Prosty przykład. Prowadzimy sklep internetowy i otrzymaliśmy wniosek o usunięcie wszystkich danych osobowych od klienta który kiedyś kupił od nas towary. Dane osobowe mamy w związku z tym:
- Na fakturze – którą mamy obowiązek przechowywać przez 5 lat po zakończeniu roku kalendarzowego, w którym ją wystawiliśmy. Ordynacja podatkowa nie przewiduje tu wyjątków dla przepisów o ochronie danych osobowych. Zatem nie tylko mamy prawo odmówić usunięcia tego dokumentu, ale mamy wręcz prawny obowiązek przechowywania go.
- W cyfrowym systemie zarządzania sklepem mamy całą historię zamówienia: kto, kiedy, jakie towary, za ile, gdzie dostawa. Jeżeli klient nas pozwie o to, że zapłacił ale towaru nie dostał, to bez tych danych nie mamy jak się bronić w sądzie, zatem mamy prawo je dalej przetwarzać.
- Na dokumentach związanych z dostawą zamówienia (dokumenty od kuriera/ poczty). Ponownie, w razie pozwu bez tych danych sklep nie ma jak się obronić, jeżeli np. wydał paczkę do kuriera, a kurier paczkę zgubił.
- W bazie adresatów newsletteru marketingowego. Tu nie ma wątpliwości, że dane musimy usunąć zgodnie z wnioskiem.

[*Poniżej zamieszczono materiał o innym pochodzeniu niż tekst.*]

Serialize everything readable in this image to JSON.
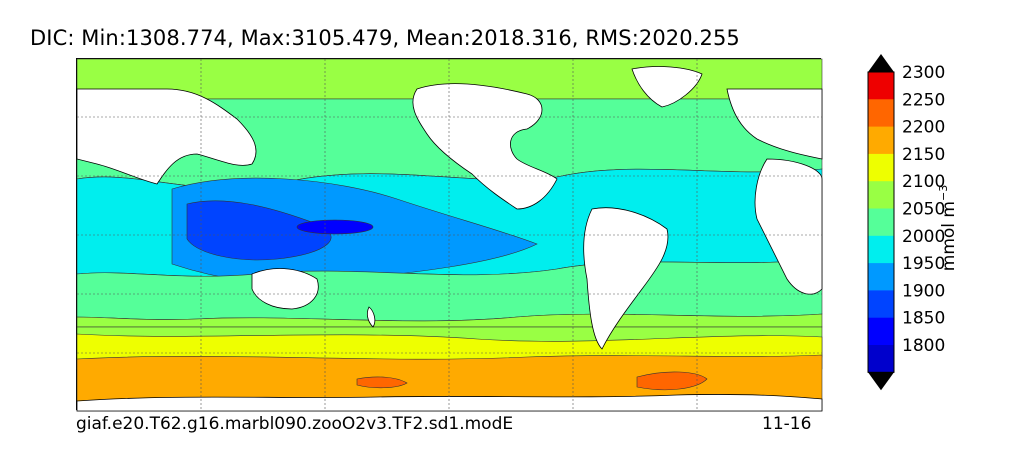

- W wynikach ankiety satysfakcji obsługi klienta. Ponownie, nie mamy podstawy prawnej do trzymania danych wbrew woli podmiotu danych. Ale jeżeli zebrane w ten sposób dane są nam potrzebne, zamiast usuwać wszystkie dane, możemy je zanonimizować – tj. usunąć wyłącznie informacje pozwalające na zidentyfikowanie klienta (przykładowo: fakt że ktoś 15 lutego 2024 r. ocenił szybkość wysyłki towaru na 4/5 i swoje zadowolenie z kontaktu z infolinią na 5/5 nie stanowi danych osobowych, zatem może być przetwarzane).
- W recenzji kupionego produktu, publikowanej na naszej stronie internetowej. Choć obszar recenzowania produktów po wielu latach doczekał się szczegółowej regulacji za sprawą Dyrektywy Omnibus, to przepisy te nie pozwalają administratorowi danych osobowych na przechowywanie recenzji pomimo wniosku o usunięcie danych osobowych. Oznacza to, iż w razie otrzymania wniosku o usunięcie „wszystkich” danych osobowych, musimy również skasować recenzje, których autorem jest wnioskodawca.
Jak skasować, żeby naprawdę skasować?
Jeżeli przeprowadzona zgodnie z art. 17 RODO analiza wykazała, że dane należy usunąć, to je usuwamy. Tylko czy aby na pewno i czy ostatecznie?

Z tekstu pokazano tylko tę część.